Oil has exerted its pull over the last week of trading, creating a listless market in the wake of its decline, traders told CNBC on Tuesday.
"Every time they go above those production levels they're going to say that it was for in house, basically, storage," Steve Grasso, director of institutional sales at Stuart Frankel, said in an interview with " Closing Bell ."
"I think [oil] is really in charge of sentiment and directionality in the marketplace."
Grasso cites the influence of state-owned Saudi Aramco. "Everyone is ignoring that," he said. "And for me it's such a contrived effort to keep oil prices higher."
He says the path of least resistance is lower in oil, something the market is finally starting to realize.
Saudi Arabia, the largest member of OPEC, reported a jump in production , surprising markets and causing a decline in oil stocks, hitting a three-month low earlier Tuesday.
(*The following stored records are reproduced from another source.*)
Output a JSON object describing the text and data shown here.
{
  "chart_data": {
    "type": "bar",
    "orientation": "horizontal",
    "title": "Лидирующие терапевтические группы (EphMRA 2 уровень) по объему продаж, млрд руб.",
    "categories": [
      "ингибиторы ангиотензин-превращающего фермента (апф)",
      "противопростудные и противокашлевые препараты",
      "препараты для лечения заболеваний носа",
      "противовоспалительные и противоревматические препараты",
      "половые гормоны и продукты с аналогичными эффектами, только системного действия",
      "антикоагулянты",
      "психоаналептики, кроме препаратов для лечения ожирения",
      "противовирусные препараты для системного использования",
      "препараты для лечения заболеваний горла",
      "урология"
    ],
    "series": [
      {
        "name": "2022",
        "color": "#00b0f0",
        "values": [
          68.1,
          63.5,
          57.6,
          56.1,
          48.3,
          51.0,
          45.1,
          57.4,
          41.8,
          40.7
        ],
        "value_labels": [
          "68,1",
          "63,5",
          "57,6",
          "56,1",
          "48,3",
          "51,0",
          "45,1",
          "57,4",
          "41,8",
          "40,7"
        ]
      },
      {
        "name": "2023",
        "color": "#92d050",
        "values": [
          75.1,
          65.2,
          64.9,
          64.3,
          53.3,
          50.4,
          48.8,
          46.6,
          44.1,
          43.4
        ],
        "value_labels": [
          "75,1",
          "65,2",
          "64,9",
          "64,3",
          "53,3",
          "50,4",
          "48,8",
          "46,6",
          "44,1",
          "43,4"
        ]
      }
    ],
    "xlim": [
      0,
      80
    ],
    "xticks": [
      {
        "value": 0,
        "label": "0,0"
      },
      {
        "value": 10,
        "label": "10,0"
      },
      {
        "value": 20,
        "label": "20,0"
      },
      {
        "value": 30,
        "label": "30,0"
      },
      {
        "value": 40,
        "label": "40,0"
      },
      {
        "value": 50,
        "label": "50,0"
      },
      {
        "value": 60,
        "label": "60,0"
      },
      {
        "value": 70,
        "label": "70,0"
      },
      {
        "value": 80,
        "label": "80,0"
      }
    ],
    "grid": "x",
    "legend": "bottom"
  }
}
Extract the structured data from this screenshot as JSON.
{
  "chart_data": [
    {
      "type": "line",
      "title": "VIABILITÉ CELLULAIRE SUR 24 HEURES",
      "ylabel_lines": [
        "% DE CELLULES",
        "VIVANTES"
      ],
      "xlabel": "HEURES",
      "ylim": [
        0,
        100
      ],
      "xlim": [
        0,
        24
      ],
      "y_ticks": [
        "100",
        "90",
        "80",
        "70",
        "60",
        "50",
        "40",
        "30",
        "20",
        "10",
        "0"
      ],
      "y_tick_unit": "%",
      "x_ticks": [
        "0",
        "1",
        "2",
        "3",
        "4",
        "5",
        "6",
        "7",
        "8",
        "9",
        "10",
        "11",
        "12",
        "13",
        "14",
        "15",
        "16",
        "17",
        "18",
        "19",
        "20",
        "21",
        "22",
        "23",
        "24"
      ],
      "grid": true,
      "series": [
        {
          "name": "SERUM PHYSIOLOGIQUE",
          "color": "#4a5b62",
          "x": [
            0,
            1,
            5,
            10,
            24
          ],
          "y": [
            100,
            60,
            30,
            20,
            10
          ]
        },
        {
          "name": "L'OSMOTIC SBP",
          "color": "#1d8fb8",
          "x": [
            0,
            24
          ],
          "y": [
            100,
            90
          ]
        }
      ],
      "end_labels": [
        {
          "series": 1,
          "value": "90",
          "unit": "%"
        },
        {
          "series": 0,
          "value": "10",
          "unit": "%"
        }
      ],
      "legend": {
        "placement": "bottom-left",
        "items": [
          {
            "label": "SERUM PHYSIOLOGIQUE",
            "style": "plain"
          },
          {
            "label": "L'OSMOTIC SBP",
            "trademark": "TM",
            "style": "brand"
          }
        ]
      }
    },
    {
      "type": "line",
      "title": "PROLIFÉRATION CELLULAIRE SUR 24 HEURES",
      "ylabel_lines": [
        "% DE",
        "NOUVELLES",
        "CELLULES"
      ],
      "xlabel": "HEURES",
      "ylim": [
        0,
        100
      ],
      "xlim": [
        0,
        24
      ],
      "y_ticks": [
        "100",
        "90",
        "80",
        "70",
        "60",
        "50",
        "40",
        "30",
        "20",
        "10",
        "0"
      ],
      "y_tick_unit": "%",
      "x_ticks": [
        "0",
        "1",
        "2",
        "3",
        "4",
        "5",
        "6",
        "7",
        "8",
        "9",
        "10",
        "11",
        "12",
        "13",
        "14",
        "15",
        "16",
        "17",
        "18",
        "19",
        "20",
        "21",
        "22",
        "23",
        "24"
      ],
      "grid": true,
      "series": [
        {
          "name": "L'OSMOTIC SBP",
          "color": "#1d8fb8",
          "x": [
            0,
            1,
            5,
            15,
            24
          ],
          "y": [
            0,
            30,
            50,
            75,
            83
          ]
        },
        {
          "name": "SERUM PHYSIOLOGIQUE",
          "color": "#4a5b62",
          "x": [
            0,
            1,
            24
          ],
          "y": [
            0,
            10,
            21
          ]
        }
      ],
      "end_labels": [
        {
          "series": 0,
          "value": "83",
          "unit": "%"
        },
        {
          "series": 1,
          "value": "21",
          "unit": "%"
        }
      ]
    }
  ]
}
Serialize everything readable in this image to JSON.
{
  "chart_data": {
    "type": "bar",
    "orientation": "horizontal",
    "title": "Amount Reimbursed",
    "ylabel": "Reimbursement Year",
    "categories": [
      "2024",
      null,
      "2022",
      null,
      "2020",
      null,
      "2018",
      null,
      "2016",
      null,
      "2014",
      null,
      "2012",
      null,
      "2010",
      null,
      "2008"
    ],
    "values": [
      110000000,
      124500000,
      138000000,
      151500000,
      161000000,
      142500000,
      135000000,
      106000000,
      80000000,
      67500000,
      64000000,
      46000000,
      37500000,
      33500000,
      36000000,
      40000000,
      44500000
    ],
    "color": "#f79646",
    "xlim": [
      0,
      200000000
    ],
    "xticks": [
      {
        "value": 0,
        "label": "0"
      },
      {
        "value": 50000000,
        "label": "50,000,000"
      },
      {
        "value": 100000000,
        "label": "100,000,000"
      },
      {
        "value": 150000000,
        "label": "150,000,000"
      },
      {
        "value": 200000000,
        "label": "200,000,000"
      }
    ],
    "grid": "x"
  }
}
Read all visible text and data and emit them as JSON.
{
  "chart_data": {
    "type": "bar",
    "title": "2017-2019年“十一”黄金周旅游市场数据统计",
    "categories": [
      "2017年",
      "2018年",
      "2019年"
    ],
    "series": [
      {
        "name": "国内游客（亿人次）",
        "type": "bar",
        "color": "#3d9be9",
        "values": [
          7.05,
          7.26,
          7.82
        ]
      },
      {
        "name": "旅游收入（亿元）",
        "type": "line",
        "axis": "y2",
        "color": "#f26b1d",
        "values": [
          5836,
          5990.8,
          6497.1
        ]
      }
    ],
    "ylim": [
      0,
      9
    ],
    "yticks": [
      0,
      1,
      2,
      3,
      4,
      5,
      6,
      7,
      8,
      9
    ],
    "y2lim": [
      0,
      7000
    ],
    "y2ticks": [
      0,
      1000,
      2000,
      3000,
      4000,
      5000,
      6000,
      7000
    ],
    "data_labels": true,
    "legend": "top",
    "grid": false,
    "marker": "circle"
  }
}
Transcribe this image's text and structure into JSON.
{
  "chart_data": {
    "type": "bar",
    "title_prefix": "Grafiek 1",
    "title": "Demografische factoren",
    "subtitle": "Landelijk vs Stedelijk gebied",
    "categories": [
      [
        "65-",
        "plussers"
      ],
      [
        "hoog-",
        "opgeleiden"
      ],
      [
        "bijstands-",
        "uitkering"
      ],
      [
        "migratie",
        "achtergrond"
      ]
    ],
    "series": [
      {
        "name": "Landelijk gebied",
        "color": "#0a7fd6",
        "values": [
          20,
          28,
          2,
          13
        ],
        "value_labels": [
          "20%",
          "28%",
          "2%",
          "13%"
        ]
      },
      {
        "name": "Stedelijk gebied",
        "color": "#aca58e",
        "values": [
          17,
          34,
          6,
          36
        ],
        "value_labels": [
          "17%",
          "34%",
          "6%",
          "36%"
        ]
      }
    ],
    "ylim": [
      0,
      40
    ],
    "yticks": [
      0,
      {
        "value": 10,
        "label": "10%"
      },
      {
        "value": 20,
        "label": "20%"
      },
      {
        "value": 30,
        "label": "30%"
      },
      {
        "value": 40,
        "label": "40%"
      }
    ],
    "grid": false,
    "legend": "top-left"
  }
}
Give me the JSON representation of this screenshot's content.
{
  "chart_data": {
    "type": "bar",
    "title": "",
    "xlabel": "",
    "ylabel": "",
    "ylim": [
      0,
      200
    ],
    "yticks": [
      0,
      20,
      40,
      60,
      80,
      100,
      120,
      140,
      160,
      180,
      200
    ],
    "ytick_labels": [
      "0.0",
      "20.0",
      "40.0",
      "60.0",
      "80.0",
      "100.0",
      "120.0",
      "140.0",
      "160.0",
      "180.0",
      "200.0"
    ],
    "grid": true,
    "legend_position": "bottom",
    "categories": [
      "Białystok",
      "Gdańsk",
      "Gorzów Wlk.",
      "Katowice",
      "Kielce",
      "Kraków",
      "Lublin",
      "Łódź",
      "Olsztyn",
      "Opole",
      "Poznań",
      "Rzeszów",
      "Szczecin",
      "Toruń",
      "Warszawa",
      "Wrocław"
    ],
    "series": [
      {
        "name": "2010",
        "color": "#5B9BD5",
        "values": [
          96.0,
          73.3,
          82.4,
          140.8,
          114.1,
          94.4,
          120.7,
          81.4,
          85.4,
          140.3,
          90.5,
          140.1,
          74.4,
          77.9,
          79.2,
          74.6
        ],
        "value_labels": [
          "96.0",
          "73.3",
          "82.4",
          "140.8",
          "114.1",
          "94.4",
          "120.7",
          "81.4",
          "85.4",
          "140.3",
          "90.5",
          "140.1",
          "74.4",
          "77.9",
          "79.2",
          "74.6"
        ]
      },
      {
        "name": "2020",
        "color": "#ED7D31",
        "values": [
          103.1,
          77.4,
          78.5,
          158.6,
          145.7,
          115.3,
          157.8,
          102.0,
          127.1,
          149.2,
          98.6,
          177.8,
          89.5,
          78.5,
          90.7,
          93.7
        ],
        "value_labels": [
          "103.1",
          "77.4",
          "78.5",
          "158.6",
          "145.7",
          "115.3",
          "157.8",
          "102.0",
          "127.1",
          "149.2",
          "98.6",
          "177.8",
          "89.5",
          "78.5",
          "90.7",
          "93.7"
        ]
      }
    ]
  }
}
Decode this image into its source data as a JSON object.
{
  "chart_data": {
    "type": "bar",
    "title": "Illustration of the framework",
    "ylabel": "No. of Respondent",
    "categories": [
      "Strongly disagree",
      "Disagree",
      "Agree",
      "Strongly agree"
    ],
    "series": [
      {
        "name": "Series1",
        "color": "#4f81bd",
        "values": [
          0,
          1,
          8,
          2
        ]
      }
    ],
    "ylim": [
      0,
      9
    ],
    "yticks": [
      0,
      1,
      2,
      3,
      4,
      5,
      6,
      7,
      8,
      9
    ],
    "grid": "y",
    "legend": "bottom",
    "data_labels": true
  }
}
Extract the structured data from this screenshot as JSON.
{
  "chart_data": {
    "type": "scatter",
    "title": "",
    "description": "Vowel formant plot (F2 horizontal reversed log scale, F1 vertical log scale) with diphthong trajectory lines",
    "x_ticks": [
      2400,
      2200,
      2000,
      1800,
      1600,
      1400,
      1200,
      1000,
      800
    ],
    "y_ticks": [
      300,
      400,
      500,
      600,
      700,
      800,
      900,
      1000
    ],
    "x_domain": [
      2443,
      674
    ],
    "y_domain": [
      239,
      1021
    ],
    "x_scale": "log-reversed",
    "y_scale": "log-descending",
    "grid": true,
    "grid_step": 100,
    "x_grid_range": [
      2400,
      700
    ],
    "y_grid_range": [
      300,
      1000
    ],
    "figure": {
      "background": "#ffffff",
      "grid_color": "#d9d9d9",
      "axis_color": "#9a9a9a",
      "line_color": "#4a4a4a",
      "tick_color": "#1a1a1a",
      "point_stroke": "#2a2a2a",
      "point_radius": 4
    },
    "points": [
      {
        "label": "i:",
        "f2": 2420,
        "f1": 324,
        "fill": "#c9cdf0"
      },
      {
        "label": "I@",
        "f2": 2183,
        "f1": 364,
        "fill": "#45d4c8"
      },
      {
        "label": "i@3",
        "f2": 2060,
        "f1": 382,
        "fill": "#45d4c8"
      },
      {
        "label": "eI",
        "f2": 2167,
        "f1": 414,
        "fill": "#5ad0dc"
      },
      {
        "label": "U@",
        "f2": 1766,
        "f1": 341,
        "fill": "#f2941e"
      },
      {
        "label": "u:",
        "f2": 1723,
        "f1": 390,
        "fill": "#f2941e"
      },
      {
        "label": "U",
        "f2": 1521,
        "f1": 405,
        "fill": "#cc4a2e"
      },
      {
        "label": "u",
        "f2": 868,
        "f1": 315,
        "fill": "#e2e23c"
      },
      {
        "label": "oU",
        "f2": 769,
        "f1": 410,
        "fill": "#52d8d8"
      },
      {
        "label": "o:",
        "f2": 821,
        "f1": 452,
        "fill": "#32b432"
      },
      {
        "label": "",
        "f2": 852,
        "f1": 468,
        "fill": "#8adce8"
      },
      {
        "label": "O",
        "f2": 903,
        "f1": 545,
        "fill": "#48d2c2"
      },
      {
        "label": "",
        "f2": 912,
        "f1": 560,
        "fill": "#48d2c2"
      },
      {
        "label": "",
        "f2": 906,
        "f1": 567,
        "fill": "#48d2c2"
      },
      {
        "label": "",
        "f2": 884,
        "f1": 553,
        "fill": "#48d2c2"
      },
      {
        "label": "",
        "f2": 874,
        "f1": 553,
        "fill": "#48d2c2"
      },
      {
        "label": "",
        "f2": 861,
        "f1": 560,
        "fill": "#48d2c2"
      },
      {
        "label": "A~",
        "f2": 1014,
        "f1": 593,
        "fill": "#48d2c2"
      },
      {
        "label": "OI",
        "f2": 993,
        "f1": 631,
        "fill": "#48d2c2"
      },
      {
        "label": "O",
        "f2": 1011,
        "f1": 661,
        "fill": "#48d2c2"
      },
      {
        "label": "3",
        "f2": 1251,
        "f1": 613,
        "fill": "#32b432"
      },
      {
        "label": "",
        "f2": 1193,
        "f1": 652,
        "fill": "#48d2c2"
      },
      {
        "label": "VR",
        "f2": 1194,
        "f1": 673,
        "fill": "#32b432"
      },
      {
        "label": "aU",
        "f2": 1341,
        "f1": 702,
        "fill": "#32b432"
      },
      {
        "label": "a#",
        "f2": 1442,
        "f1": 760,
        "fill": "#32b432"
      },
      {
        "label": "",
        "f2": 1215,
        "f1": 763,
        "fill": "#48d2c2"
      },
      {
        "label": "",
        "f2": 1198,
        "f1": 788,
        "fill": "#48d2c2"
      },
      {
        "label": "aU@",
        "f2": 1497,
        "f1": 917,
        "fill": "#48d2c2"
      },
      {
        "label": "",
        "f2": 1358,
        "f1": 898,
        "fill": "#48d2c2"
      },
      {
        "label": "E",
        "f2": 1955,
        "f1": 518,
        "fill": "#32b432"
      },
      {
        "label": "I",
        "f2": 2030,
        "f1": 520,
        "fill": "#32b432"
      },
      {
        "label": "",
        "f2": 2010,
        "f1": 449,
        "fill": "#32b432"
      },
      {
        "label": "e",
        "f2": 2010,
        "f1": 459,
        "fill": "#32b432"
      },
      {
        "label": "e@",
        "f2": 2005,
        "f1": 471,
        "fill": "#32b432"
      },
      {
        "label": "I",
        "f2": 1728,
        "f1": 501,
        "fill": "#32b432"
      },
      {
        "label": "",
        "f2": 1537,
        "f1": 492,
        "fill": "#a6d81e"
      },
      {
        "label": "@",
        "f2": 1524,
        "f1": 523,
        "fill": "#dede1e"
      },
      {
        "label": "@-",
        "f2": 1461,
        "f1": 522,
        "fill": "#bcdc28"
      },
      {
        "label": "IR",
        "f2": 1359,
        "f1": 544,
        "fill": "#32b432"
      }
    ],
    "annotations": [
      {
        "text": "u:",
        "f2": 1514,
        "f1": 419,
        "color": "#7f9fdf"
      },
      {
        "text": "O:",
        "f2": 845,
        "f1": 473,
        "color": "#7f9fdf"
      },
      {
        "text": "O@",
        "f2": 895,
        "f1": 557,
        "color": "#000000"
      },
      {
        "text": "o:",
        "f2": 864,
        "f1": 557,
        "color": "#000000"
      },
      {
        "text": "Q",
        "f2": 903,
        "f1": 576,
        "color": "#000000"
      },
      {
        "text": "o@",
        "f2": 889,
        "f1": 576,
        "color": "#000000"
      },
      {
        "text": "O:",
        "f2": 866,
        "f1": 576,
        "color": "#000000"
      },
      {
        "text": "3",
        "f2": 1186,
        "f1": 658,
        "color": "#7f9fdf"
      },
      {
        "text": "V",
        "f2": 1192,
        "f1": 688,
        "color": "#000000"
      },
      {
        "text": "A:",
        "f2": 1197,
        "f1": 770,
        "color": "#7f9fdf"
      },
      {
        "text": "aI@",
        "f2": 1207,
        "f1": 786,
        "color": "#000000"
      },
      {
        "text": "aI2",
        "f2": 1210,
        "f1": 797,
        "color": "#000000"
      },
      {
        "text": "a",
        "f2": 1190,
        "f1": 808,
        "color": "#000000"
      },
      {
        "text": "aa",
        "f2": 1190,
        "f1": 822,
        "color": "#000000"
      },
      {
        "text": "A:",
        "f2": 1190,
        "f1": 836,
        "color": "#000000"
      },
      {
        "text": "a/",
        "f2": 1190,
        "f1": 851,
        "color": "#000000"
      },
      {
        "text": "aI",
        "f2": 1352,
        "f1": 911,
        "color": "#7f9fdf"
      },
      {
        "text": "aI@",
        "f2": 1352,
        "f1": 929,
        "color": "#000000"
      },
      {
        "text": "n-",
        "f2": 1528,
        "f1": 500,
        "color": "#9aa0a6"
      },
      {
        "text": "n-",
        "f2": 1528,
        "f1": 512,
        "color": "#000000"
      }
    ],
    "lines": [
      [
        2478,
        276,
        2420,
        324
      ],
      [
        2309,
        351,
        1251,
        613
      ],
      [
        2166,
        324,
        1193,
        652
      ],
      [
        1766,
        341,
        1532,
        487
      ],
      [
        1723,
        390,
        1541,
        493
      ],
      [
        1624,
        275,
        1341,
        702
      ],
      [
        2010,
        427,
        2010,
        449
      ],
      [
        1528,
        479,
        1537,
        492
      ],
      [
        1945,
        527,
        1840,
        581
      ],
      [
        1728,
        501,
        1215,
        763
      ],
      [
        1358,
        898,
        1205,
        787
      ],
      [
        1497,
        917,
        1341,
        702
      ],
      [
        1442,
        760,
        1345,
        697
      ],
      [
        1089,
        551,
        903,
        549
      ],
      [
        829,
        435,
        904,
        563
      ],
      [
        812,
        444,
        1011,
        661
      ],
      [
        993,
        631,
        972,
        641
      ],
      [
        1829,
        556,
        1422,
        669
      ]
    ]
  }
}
The group agreed to curb its output last year, reducing a global oversupply of crude and keeping values higher.
Oil stocks have continued to decline, hitting a three-month low earlier on Tuesday.
But not all analysts share Grasso's sentiment.
"I'm not sure why this [is] much of a focus right now," said Francisco Blanch, global head of commodities research at Bank of America. "The Saudis have always been trying to push the market into it," he told "Closing Bell."
He believes encouraging more hedging by oil producers can anchor future prices as inventory drops.
To other traders, the recent news may not be recent after all.
"In the not-so-distant past, I remember oil dictated what the market did," Virtu Financial's Matthew Cheslock said. "We're starting to see that a little bit more."